Each module can be ran as a java library or within command line scripts

src/main/java contains the various modules of the harvester

  • Score - calculates the scores and puts them in a separate model
    • When calling on the algorithms they are assigned weights
  • Algorithm - contains the various scoring mechanisms for equality
    • Equality Test - for just 100% matches.
  • Match - matches with the score data.
  • ChangeNamespace - takes all of one namespace and changes them to a new namespace. Suggested for use after scoring and matches, cleans up the remainder
  • Jena is a RDF data store.
  • JenaConnect – (rdb,sdb,mem versions) an interface to use/expose the jena models. SPARQL querys execution. Outputs to the command line
  • Qualify - allows modification of the data. May develop a new way of approaching
  • Diff – creates the differences of the jena models using the jena methods.
  • Transfer – from Record Handler or model to a jena model (not from a model to record handler)
  • the args folder – for dealing with the command line arguments.
  • Merge – specify a regex style call to merge records into a single record. Allows cross table references during translation. (ie. Fetch → merge → translate)
  • XSLTranslator – uses the Java library to translate the data
    • the other translate options need work.
  • config/datamaps contains the various XSL files for the data transforms.
    • Including regex abilites, separated out into different Templates.

src/main.resources

  • LogBack – the logging system which is configuarble in “logback.xml” (Fixing the Timezone?

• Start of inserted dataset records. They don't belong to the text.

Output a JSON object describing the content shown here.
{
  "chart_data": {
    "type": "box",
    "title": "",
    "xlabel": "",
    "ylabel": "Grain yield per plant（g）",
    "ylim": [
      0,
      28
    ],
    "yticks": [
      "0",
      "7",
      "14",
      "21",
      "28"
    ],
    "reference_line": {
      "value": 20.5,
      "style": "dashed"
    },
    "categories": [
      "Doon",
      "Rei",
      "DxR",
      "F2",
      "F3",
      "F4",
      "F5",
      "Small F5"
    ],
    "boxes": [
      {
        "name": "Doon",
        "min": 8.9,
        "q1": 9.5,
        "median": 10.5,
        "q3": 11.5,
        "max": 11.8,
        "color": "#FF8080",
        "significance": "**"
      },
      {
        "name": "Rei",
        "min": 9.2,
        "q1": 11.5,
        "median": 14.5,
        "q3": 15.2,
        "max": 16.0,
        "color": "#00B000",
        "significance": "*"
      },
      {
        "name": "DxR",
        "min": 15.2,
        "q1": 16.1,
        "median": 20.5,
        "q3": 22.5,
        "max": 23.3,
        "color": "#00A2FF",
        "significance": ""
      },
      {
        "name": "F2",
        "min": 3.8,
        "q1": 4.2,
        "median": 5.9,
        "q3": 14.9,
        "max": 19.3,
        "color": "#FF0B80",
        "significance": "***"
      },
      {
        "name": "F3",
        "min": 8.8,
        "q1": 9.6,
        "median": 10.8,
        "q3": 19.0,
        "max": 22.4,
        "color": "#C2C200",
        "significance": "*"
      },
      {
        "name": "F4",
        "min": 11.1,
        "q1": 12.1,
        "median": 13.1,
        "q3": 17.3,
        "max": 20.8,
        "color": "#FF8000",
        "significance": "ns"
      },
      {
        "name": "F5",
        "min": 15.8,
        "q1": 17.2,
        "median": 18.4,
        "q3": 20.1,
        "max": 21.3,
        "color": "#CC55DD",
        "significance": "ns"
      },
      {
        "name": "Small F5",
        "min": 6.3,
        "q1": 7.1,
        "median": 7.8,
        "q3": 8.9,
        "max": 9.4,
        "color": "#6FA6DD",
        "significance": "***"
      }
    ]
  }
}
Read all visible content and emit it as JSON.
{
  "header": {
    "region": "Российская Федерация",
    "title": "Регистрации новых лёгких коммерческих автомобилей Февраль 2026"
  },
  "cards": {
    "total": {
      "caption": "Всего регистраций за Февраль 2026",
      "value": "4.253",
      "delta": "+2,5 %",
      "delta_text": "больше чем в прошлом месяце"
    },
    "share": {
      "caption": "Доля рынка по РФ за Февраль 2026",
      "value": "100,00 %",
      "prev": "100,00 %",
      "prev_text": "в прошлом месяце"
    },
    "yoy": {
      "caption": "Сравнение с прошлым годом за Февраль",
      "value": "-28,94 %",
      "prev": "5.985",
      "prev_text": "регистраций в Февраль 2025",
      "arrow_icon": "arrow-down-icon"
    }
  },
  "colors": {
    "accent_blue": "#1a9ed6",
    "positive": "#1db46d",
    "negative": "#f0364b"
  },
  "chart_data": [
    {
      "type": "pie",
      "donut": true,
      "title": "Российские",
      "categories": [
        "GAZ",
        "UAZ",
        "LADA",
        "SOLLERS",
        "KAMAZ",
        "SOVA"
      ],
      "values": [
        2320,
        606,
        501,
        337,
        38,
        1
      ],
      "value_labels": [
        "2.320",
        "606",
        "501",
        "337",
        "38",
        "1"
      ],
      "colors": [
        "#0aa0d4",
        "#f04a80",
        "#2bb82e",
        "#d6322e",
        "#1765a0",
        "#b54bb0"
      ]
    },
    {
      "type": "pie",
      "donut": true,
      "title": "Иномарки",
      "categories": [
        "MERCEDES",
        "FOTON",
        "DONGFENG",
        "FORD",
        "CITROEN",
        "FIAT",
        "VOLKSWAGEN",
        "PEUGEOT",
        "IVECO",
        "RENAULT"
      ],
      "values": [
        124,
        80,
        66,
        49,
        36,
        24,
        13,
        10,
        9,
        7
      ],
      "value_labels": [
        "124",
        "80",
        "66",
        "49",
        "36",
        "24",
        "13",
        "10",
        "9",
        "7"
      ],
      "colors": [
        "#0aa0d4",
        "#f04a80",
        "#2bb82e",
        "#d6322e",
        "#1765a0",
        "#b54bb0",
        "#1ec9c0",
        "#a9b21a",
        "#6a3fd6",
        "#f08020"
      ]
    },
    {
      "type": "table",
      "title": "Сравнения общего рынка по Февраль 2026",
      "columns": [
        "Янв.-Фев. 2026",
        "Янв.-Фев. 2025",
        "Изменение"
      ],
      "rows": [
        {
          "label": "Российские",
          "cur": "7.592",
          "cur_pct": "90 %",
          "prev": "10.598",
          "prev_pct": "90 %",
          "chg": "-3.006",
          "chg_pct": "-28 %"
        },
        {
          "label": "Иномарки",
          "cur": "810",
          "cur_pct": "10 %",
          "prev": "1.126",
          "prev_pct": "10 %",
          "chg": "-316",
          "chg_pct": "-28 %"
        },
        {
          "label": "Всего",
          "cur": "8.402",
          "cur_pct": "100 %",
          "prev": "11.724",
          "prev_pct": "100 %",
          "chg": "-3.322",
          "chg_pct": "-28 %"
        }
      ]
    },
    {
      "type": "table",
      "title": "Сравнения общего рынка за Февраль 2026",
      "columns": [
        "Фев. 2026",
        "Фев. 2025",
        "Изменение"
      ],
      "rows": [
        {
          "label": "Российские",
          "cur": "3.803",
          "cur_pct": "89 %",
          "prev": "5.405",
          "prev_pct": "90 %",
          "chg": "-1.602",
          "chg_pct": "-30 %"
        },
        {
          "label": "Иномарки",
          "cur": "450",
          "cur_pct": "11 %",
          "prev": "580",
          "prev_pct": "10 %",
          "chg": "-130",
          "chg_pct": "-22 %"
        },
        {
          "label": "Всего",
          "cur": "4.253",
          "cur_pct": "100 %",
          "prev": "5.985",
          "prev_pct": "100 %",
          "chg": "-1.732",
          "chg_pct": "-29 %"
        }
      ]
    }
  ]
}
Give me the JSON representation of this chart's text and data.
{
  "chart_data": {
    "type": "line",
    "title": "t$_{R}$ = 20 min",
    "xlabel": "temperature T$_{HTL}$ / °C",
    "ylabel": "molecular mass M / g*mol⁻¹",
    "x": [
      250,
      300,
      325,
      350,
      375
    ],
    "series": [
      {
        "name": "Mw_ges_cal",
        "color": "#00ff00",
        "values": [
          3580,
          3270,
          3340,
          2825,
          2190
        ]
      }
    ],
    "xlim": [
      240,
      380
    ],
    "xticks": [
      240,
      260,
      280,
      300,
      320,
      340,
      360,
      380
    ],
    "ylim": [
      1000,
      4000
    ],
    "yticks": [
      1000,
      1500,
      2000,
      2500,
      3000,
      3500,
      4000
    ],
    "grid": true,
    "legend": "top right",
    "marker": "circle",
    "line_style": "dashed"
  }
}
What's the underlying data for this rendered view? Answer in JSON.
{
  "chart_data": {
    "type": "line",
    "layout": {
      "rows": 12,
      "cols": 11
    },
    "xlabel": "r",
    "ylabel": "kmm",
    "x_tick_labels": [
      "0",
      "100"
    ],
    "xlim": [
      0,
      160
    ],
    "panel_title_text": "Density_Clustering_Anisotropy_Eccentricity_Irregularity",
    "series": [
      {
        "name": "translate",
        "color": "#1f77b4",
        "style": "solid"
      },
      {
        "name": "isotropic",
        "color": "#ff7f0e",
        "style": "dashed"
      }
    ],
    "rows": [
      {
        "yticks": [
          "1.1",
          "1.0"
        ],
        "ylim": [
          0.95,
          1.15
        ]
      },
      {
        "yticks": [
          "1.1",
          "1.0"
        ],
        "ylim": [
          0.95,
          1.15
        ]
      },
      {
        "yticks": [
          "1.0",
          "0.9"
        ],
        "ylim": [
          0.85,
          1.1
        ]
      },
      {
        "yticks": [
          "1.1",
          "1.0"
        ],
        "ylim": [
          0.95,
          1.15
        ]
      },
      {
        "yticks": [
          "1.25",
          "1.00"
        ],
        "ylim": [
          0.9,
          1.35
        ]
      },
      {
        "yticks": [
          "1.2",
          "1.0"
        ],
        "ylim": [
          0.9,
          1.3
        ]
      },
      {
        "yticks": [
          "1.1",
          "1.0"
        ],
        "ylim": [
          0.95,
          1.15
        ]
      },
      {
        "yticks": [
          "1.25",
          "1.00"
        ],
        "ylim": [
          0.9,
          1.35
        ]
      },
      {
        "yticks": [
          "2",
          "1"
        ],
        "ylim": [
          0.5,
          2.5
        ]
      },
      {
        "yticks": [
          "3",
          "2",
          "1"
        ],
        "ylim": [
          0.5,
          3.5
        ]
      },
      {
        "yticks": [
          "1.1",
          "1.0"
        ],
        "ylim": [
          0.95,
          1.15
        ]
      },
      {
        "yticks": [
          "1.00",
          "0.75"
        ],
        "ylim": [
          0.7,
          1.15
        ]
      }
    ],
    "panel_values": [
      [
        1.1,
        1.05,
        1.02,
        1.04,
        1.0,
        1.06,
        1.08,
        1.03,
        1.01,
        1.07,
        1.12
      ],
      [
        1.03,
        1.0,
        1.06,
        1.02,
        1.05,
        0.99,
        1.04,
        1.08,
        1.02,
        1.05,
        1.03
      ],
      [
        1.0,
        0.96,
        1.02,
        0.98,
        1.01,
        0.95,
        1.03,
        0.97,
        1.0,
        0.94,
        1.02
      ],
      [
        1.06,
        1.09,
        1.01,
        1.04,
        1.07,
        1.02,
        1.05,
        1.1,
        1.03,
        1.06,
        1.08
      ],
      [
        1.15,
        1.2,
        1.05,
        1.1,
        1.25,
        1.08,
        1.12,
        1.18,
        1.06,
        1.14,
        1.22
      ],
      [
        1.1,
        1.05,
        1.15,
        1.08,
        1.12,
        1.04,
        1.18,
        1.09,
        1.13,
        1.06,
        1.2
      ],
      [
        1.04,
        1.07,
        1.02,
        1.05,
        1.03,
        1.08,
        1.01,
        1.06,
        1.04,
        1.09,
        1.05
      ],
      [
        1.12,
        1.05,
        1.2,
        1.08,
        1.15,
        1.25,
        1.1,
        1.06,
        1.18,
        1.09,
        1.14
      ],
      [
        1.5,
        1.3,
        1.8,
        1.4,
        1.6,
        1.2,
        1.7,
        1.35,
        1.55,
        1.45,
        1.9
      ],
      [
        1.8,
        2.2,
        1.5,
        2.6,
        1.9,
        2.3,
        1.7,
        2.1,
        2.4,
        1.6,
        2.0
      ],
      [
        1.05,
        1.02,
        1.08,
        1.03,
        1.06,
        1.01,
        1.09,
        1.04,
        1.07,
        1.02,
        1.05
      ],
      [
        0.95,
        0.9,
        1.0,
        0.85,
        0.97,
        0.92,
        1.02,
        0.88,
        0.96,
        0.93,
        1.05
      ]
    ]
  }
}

GMT right now.)
  • XSLT templates
    • creating links with one template and creating a stub for the uri.
    • The namespaces used within the harvest is specific to the type of object fetched.
    • They use their own regex formats. (Be sure to reference xsl version
  • Pubmed – Parsing out the name is happening using the analyze string
    • MESH heading - descriptor and qualify skipped.
    • Types are forced to lowercase for identification. (fixes Types)

Commit standard steps:

  • 1.update to head
  • 2.inspect or resolve any merges.
  • 3.Commit the changes.
  • Harvester steps:
    • 1.Fetch
      • (a)the easiest way to inspect the data is a to use a text file record handler
        • i.a non text file record handler suggested for production.
    • 2.Merge
      • (a)used in people soft to facilitate data relations
      • (b)Not needed for JDBCFetched data
    • 3.Translate
      • (a)turns data into rdf
    • 4.Transfer
      • (a)moves data to a Jena model
    • 5.(Data can now me mounted and viewed in VIVO but is not suggested)
      • (a)not to be used in production
  • JenaModels
    • Added a type parameter for defining the db format of the back-end jena db
    • The default namespace is found here to ensure consistency.
  • Drivers
    • H2, HSQLDB,MYSQL are in the dependencies.
  • Record Handlers
    • XML is the version for raw XML
    • RDF is the RDF/XML version

Scripts
the scripts env file sets many of the used parameters

  • Date format, vivo connection,the various tools locations and optimization flags.

In the PubMed the the algorithms for the work email and name parts are implemented.
In the DSR

Match needs:

  • -r to replace the found matches
  • -lpred1=pred2 to form a link
  • -o returns an output model of the matches.
  • -t is the the threshold within which the matches will be considered true.